The circular prepared by a committee of the Council was addressed “To the Justices of the Peace active in and for the district of Montreal.” It opened with a charge that “it appears from facts too notorious to be dispelled that His Majesty’s subjects in general, but more particularly his Canadian subjects, are daily injured and abused to a degree they are no longer able to support nor public justice endure.” The chief charges were of extorting excessive fees from litigants applying freely to the court and that in addition a low class of bailiffs, many of them French Canadians, who provoked and instituted lawsuits among the inhabitants were going about with blank forms signed with the justices’ names ready to be filled up at any moment. Thus abuses were numerous.
In August a committee of the Council sat to consider further the state of the administration of Justice under the justices of peace. A report was prepared and was read on August 29th and September 11th. It was agreed to in the Castle of St. Louis by the council on September 14th, and Acting Attorney General Kneller was instructed to prepare an ordinance on the point.
The report after stating that although the original powers in matters of property given to justices of the peace by the ordinance of September 14, 1764, were exceedingly grievous and oppressive to the subjects, yet even so “the authority given to the Justices hath been both too largely and too confidently entrusted and requires to be retrenched if not wholly taken away.” It then notices “The Justices of Montreal have in one instance, and probably in many others which have passed without notice, assumed to themselves powers of a nature not fit to be exercised by any Summary Jurisdiction, whatsoever, in consequence of which Titles to Land have been determined and possessions disturbed in a way unknown to the laws of England and inconsistent with the solemnity and deliberation which is due to matters of so high and important a nature. And we are not without information, that even where personal property only has been in dispute, one magistrate in particular under pretense that it was at the desire and request of both the contending parties has by himself exercised a jurisdiction considerably beyond what the ordinance has allowed even to three Justices in full court at their Quarter Sessions.
“From an omission of a similar nature and for want of ascertaining the manner in which their judgments were to be inforced, we find the Magistrates to have assumed another very high and dangerous Authority in the exercise of which Gaols are constantly filled with numbers of unhappy objects and whole families reduced to beggery and ruin.”
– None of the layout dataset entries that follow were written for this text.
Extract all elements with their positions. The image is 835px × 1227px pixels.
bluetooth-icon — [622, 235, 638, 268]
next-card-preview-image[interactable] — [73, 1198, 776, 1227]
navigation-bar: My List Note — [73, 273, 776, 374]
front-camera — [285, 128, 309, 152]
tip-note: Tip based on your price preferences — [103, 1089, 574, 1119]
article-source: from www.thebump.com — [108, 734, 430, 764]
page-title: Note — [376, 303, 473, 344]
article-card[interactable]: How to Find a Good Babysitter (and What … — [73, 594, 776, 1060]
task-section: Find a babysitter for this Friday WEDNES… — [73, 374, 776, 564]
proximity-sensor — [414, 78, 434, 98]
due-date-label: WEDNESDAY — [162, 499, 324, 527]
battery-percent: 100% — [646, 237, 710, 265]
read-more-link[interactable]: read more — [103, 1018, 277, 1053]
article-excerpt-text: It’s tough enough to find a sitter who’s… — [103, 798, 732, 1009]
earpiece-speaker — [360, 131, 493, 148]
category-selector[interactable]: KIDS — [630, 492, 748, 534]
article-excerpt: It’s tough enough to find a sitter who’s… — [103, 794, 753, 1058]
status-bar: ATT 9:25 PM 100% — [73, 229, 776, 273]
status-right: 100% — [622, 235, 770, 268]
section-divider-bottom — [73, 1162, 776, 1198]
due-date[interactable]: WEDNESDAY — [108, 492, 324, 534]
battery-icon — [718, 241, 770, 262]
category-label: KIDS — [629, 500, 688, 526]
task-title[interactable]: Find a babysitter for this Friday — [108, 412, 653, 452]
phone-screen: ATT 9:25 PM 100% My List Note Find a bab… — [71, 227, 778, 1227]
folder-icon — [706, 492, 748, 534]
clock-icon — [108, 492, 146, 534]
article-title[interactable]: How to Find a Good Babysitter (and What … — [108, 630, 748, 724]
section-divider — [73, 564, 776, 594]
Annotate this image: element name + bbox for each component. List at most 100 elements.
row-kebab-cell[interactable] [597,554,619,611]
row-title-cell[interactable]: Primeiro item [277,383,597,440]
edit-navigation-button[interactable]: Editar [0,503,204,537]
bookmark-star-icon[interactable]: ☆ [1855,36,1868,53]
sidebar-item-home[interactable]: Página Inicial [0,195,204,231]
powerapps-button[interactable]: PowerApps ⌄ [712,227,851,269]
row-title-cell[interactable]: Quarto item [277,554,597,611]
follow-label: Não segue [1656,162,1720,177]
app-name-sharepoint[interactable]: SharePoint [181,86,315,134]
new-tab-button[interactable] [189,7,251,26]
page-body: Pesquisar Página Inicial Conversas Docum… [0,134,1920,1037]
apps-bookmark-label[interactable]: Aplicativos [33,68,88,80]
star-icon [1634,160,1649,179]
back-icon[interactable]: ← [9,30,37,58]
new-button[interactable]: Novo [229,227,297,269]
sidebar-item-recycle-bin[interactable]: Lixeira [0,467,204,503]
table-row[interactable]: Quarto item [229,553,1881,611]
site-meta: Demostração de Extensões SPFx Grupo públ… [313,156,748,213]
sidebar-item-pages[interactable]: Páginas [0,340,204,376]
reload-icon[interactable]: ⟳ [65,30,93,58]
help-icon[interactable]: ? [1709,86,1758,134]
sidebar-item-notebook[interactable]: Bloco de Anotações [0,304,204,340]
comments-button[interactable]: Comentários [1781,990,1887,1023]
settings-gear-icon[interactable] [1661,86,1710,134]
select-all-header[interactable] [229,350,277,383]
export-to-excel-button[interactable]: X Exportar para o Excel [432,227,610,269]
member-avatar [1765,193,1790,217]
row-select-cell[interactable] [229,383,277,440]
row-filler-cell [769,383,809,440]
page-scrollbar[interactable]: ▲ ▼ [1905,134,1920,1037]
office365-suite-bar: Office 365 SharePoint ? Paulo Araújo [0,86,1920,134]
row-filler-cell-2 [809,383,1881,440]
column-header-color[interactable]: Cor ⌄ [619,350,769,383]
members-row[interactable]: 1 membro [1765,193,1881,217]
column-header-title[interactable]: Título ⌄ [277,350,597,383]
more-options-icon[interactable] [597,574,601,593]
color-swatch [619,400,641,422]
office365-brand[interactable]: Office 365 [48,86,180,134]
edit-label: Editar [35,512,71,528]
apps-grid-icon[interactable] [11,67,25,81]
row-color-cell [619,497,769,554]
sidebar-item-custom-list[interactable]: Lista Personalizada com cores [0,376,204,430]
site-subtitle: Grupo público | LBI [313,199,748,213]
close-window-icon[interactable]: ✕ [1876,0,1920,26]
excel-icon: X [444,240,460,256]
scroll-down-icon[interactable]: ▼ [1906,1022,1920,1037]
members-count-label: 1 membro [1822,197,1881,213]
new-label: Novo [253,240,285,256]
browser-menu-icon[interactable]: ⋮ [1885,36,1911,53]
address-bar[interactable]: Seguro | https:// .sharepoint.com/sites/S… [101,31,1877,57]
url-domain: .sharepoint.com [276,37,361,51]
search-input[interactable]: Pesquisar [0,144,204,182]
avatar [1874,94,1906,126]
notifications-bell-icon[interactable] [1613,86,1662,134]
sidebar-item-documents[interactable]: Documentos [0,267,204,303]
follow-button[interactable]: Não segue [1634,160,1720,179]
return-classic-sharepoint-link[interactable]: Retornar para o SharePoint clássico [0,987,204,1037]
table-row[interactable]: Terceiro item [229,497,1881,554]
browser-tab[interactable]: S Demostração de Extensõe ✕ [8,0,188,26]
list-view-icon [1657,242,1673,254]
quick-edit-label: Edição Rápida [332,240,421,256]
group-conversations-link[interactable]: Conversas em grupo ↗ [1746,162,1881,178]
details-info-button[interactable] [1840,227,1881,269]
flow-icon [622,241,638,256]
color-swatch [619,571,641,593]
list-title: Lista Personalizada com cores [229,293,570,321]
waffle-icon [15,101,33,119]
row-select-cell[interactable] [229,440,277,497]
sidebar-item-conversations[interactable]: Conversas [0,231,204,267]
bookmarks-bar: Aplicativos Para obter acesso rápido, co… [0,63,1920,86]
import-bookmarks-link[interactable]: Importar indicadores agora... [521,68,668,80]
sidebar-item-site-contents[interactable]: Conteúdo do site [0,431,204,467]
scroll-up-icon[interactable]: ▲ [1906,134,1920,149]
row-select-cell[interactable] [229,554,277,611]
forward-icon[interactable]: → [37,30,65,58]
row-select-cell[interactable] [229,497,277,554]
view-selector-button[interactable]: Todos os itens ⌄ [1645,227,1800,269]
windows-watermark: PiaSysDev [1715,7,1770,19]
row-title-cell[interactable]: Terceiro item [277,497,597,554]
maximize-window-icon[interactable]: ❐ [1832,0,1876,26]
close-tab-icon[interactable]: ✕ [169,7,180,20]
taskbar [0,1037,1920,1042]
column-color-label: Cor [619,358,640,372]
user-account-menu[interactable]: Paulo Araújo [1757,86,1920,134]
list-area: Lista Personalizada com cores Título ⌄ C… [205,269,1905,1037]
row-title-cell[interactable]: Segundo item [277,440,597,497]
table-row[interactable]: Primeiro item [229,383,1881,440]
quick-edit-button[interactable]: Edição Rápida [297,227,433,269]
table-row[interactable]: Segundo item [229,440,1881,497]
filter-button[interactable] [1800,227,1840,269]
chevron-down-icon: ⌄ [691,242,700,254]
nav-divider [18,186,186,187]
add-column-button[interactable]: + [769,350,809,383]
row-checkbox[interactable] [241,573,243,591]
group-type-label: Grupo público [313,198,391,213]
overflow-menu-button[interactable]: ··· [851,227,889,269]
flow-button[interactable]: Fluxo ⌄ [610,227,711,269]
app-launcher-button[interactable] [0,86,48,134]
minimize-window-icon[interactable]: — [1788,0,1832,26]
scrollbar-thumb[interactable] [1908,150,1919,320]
Later the report refers to evils “which will probably always be the case when the office of a Justice of Peace is considered as a lucrative one and must infallibly be so when it is his principal, if not, only dependence.”
One consequence of the report was the appointment in the ordinance of a Court of Common Pleas to be held before judges constantly residing in the town of Montreal. This court was now to be independent of, and with the same powers as, that at Quebec. Hitherto the latter had held adjourned meetings on different days at Montreal. The object was to give inexpensive, speedy and expert hearing to Montrealers.